I’m in Chetham’s Library in Manchester (http://www.chethams.org.uk/), which is bloody lovely, if a bit on the cold side, though I’m sure that’s about keeping the books here in a temperature controlled environment. It’s the only place that I could find a particular edition of Bulwer-Lytton’s novel Zanoni, which I need for this essay I’m writing for the Ashgate Research Companion to C19th Literature and Science. I originally downloaded the novel for free from Amazon, which I thought was pretty cool (there are loads of these kinds of novels to be downloaded for free from Amazon) but you get no sense of the edition that you are reading, no publication details, no page numbers etc etc. Probably everyone out there already knows this but I didn’t. It’s been a right pain to find the edition that I need. Another contributor to the collection has used this novel (Bulwer-Lytton has never been so popular!) and the British Library didn’t have the right one. So, I used COPAC (http://copac.ac.uk/) to find out which libraries did have it and here I am at Chetham’s, a very beautiful library, and I’m sitting just by the very spot where Marx and Engels did their research for The Condition of the Working Class in England.
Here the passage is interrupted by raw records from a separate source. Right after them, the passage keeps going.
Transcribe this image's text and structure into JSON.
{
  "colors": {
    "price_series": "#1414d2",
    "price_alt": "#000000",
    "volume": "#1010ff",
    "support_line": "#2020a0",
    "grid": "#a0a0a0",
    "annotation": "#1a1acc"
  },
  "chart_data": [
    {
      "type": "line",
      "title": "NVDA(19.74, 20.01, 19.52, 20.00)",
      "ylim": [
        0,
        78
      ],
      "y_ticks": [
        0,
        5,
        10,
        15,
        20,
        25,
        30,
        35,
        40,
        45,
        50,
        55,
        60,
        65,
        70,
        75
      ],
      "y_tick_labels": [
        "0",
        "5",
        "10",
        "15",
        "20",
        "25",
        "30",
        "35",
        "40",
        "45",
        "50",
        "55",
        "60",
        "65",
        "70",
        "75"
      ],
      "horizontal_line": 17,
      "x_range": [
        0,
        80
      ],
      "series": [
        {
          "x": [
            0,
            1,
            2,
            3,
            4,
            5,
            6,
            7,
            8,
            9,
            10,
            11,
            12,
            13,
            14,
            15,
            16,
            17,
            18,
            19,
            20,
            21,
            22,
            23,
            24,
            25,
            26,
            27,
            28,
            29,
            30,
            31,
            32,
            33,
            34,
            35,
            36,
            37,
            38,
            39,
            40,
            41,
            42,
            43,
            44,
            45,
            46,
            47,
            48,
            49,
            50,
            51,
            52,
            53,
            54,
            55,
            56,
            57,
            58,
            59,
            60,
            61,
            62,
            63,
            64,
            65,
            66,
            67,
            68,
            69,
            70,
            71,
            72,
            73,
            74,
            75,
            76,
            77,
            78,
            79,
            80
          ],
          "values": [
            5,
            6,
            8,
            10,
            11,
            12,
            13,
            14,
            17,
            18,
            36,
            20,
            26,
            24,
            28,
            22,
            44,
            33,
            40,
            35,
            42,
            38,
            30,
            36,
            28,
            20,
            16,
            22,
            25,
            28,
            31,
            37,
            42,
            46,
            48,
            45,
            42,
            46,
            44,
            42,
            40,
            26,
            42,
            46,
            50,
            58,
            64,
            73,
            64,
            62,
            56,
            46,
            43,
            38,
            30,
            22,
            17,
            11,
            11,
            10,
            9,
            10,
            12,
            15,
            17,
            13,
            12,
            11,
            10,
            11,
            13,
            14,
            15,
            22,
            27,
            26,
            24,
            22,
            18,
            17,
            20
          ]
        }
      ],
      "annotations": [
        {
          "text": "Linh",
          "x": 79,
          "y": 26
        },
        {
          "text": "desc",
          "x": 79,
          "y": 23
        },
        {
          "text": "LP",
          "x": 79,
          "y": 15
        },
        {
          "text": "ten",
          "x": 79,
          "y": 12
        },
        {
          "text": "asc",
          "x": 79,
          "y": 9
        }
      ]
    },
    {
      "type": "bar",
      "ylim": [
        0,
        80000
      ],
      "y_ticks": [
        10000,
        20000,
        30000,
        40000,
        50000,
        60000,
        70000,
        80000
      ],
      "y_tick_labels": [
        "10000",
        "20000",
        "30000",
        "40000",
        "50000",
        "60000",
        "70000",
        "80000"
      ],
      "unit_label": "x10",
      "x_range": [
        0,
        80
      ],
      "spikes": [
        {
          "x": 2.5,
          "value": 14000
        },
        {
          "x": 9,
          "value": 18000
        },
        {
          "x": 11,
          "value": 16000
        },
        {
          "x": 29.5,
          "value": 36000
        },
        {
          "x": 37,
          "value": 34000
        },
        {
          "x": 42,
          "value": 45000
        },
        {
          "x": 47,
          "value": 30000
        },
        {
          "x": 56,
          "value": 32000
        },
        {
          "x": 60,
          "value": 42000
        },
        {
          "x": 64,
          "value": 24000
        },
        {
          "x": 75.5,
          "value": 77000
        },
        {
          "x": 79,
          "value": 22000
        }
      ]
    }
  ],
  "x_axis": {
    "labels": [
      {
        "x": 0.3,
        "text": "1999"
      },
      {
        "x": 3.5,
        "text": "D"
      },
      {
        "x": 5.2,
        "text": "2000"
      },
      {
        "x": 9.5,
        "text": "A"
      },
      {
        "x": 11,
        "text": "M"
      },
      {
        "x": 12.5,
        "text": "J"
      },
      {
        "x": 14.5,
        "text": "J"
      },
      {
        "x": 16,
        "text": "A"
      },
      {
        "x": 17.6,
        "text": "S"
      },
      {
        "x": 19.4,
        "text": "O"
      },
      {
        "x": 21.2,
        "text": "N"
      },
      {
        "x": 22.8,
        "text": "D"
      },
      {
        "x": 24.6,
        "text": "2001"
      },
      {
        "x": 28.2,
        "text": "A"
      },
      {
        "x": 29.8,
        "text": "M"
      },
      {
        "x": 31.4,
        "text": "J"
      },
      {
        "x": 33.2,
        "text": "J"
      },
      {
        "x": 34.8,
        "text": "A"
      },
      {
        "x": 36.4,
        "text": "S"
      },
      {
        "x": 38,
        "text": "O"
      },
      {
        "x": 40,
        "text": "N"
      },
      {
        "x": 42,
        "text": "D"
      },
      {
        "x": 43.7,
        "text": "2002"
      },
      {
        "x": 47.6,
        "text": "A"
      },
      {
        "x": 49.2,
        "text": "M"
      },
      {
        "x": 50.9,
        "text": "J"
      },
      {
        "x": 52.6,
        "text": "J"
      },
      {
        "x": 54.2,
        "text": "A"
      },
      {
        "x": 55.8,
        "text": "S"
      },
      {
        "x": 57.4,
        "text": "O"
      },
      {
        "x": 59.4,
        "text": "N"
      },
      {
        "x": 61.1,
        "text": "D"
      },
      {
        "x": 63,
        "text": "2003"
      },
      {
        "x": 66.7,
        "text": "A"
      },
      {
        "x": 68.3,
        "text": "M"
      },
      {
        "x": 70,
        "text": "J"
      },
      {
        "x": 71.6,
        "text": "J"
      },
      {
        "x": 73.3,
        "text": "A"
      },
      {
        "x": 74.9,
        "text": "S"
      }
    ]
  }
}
I’m very pleased to have been awarded the funding for an AHRC NW Partnership training day at the Ruskin Library in Lancaster University on Weds 20th May (http://www.lancaster.ac.uk/fass/english/events/visual-verbal.htm). We’ll be using Ruskin’s manuscripts (in their many forms) plus paintings and photographs to think about interdisciplinarity, how to do manuscript and archival work, and the relationship between the visual and the textual. I hope we get some takers for this – both AHRC-funded and non-AHRC-funded PhD students can apply. We’ll give priority to those nearing the end of their degree. I’m hoping that we’ll offer something like this every year, with a slightly different emphasis, maybe literature and science next year? The Ruskin collection is so diverse and interesting that you can use it to discuss all kinds of things.

Right, on with my essay which I have to finish by 5pm when two of my lovely colleagues have offered to read it for me. We’ve formed an ‘essay club’ so that we can read and comment on each others’ work. How ace is that!